De Stippen

Het is alweer een aantal jaren geleden dat Hitty en ik, samen met ‘miti miti’ Rawan en de hond Rataplan, een tocht maakten door de woestijn in Rajastan. We waren vanuit Jaisalmer vertrokken en de tocht zou vier dagen duren (zie ook: Rataplan p.211 in Krancher dot Com; gebundelde columns).

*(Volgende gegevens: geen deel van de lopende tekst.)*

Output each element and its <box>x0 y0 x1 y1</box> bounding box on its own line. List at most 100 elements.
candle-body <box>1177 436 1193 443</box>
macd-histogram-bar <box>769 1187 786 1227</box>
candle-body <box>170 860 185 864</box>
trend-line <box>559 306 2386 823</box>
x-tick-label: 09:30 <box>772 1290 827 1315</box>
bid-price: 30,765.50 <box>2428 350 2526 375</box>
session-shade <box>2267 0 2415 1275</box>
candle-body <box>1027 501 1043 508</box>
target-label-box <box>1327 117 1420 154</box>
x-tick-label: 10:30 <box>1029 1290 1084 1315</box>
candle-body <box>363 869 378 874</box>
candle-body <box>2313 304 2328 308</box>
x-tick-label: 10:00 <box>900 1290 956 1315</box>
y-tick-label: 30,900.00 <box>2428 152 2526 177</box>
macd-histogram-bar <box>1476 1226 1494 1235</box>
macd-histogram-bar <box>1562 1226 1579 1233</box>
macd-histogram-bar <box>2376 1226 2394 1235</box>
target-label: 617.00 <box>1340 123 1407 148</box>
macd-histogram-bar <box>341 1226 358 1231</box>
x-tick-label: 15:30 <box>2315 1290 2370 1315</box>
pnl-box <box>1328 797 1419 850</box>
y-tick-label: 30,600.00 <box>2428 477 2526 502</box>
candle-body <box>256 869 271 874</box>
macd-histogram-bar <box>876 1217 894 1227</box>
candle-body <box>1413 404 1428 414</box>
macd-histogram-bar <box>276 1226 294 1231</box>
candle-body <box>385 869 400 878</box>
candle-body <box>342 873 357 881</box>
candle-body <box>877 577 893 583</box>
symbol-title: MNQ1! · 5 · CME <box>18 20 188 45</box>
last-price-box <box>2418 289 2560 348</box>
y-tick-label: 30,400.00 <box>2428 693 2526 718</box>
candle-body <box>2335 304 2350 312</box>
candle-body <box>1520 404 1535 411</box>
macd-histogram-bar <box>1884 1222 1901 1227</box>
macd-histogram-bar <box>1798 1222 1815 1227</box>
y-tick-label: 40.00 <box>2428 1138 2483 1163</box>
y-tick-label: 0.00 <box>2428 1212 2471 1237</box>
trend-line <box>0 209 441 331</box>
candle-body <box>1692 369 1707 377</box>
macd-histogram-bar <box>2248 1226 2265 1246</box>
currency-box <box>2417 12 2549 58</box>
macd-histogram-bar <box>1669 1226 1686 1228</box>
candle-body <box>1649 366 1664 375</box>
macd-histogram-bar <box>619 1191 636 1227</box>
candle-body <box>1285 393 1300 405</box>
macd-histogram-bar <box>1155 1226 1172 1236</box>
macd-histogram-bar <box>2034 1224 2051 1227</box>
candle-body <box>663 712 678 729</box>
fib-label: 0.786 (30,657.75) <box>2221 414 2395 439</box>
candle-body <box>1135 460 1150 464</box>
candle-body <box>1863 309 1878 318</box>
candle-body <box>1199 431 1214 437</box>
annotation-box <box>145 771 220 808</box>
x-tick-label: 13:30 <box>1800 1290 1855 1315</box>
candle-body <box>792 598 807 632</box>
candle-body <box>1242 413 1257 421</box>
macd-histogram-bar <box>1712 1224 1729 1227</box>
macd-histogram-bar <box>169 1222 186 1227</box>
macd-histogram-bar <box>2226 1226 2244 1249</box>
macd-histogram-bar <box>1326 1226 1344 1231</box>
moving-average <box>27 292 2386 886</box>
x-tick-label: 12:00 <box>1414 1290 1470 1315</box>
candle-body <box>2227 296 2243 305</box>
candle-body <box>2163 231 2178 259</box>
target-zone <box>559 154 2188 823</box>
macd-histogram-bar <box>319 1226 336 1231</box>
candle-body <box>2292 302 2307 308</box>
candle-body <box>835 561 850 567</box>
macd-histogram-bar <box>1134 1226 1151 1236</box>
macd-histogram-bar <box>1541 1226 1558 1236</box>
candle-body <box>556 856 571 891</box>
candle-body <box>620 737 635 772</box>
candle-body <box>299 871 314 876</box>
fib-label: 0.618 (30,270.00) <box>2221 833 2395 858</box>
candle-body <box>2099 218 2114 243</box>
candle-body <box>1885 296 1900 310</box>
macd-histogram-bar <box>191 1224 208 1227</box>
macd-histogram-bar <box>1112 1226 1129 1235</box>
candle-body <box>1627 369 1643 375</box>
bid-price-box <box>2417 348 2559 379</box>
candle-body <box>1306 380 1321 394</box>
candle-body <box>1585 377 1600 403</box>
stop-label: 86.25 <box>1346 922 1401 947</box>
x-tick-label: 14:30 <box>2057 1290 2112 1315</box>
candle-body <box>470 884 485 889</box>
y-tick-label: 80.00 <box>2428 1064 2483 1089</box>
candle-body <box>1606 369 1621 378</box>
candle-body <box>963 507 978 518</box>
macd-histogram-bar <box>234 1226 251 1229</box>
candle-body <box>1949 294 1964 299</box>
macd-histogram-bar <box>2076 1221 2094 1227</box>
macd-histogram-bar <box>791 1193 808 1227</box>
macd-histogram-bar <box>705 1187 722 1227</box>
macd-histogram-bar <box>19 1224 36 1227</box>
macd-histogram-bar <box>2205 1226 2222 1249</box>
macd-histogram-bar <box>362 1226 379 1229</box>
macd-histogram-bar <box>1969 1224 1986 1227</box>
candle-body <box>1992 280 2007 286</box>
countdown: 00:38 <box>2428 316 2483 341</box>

Het werden vier geweldige dagen, waarin we leerden hoe we de dromedarissen moesten zadelen, berijden, afzadelen en kluisteren, en de onvergetelijke ervaring hadden om op de rug van zo’n dier in volle vaart door de woestijn te galopperen, wat een heel andere ervaring is dan een volle galop op een paardenrug over de hei bij Bussum.

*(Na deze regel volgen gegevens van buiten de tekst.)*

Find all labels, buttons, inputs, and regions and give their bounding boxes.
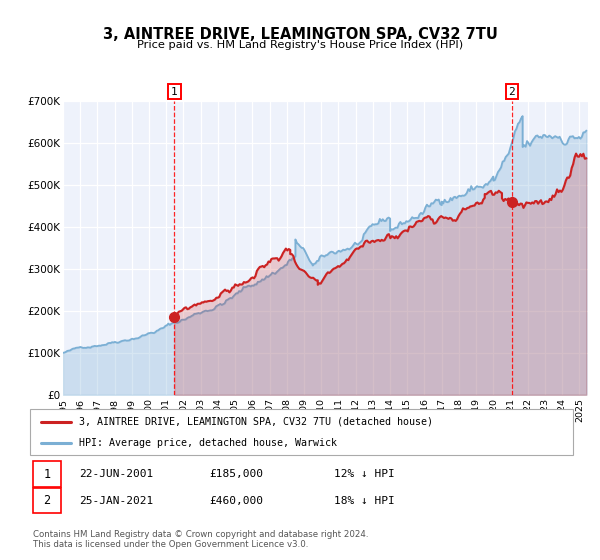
Text: 25-JAN-2021: 25-JAN-2021: [79, 496, 153, 506]
Text: 3, AINTREE DRIVE, LEAMINGTON SPA, CV32 7TU: 3, AINTREE DRIVE, LEAMINGTON SPA, CV32 7…: [103, 27, 497, 42]
Text: 3, AINTREE DRIVE, LEAMINGTON SPA, CV32 7TU (detached house): 3, AINTREE DRIVE, LEAMINGTON SPA, CV32 7…: [79, 417, 433, 427]
FancyBboxPatch shape: [33, 488, 61, 514]
Text: 2: 2: [508, 87, 515, 97]
Text: 22-JUN-2001: 22-JUN-2001: [79, 469, 153, 479]
Text: 18% ↓ HPI: 18% ↓ HPI: [334, 496, 395, 506]
Text: 12% ↓ HPI: 12% ↓ HPI: [334, 469, 395, 479]
Text: HPI: Average price, detached house, Warwick: HPI: Average price, detached house, Warw…: [79, 438, 337, 448]
Text: 1: 1: [171, 87, 178, 97]
Text: £460,000: £460,000: [209, 496, 263, 506]
Text: Price paid vs. HM Land Registry's House Price Index (HPI): Price paid vs. HM Land Registry's House …: [137, 40, 463, 50]
Text: £185,000: £185,000: [209, 469, 263, 479]
FancyBboxPatch shape: [33, 461, 61, 487]
Text: 1: 1: [43, 468, 50, 480]
Text: Contains HM Land Registry data © Crown copyright and database right 2024.
This d: Contains HM Land Registry data © Crown c…: [33, 530, 368, 549]
Text: 2: 2: [43, 494, 50, 507]
FancyBboxPatch shape: [30, 409, 573, 455]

Bij vier dagen horen natuurlijk ook drie nachten. We sliepen onder kamelenharendekens en dat was hard nodig want de nachten zijn er bitterkoud. Ondanks de dikke dekens kropen we dicht tegen elkaar aan. Uhh… Hitty en ik dan. ‘Miti miti’ Rawan en Rataplan lagen zo’n tien meter van ons vandaan en ik denk niet dat die twee elkaar warm hielden; althans niet die nacht, want pas later werden ze dikke vrienden.

De tweede nacht zagen we de stippen. We keken naar de sterrenhemel met daarbij vele vallende sterren en zagen hoe een helderwitte stip zich razendsnel van rechts naar links verplaatste.

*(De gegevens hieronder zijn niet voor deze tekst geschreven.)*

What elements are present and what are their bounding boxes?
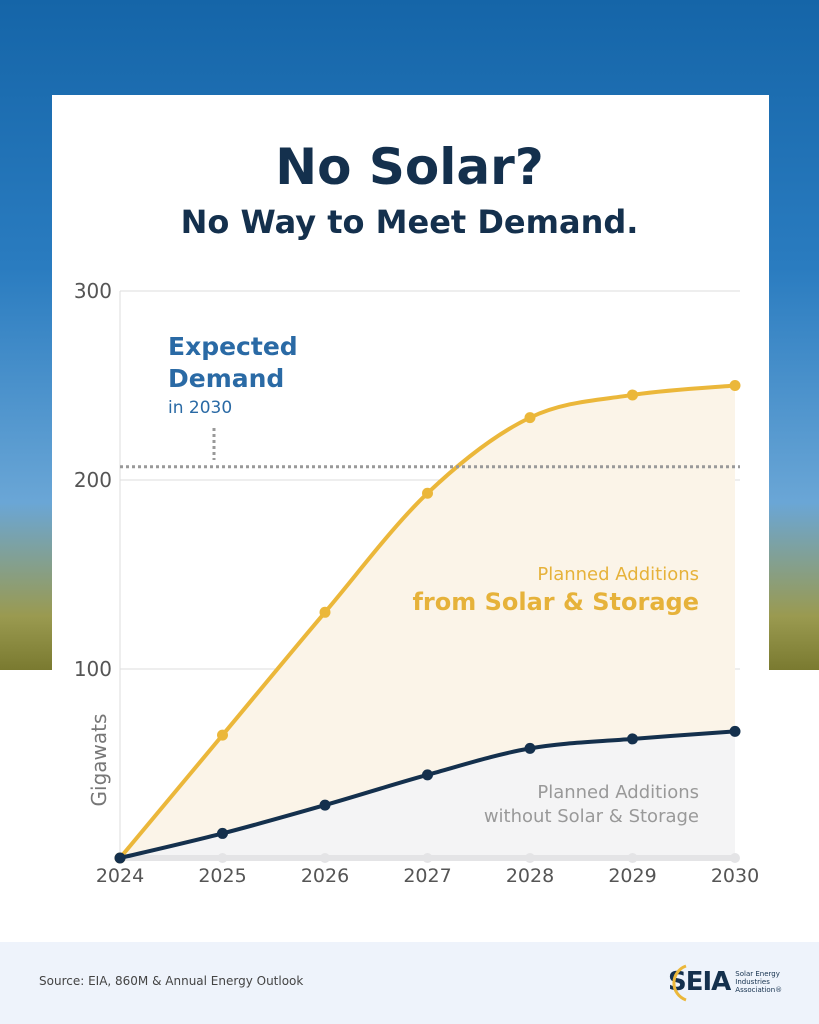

“Een vliegtuig,” zei ik tegen Hitty, omdat ik enige expertise dacht te hebben na het volgen van de cursus ‘vliegbrevet A’, die ik trouwens zonder het te behalen certificaat heb afgesloten.

“Denk je?” vroeg ze en ik knikte, overtuigd van mijn gelijk omdat volgens mij bij een zich op zo’n hoogte verplaatsend vliegtuig de boordlichten vanaf de grond niet meer zichtbaar zijn.

“Ja,” zei ik, omdat ik vermoedde dat ze ondanks dat we vijf centimeters van elkaar aflagen in het donker mijn knik niet had gezien.

Samen volgden we de reis van de stip totdat het met grote snelheid een andere stip leek te rammen, scherp afboog en na het passeren van de andere stip weer op zijn oude koers terugkeerde. Het afbuigen, passeren en weer op de oude koers terugkeren, kostte de stip niet meer dan drie á vier seconden. In de column ‘Rataplan’ schreef ik dat hij daarna als een vallende ster tot ons kwam, maar achteraf ben ik daar niet zo zeker meer van. Ja, er viel een ster en nee, ik weet niet zeker of dat ‘de stip’ was, omdat op dat moment de hemel bezaaid was met vallende sterren. Het kan daarom heel goed mogelijk zijn dat intergalactische reizigers in ‘de stip’ zaten, die na een ‘narrow escape’ ongeschonden hun reis naar de in een andere melkweg liggende thuisbasis konden vervolgen. Het is mogelijk! En daarom rest dus de vraag, en niet alleen bij mij maar ongetwijfeld ook bij veel van mijn lezers: “Zag ik ze vliegen?”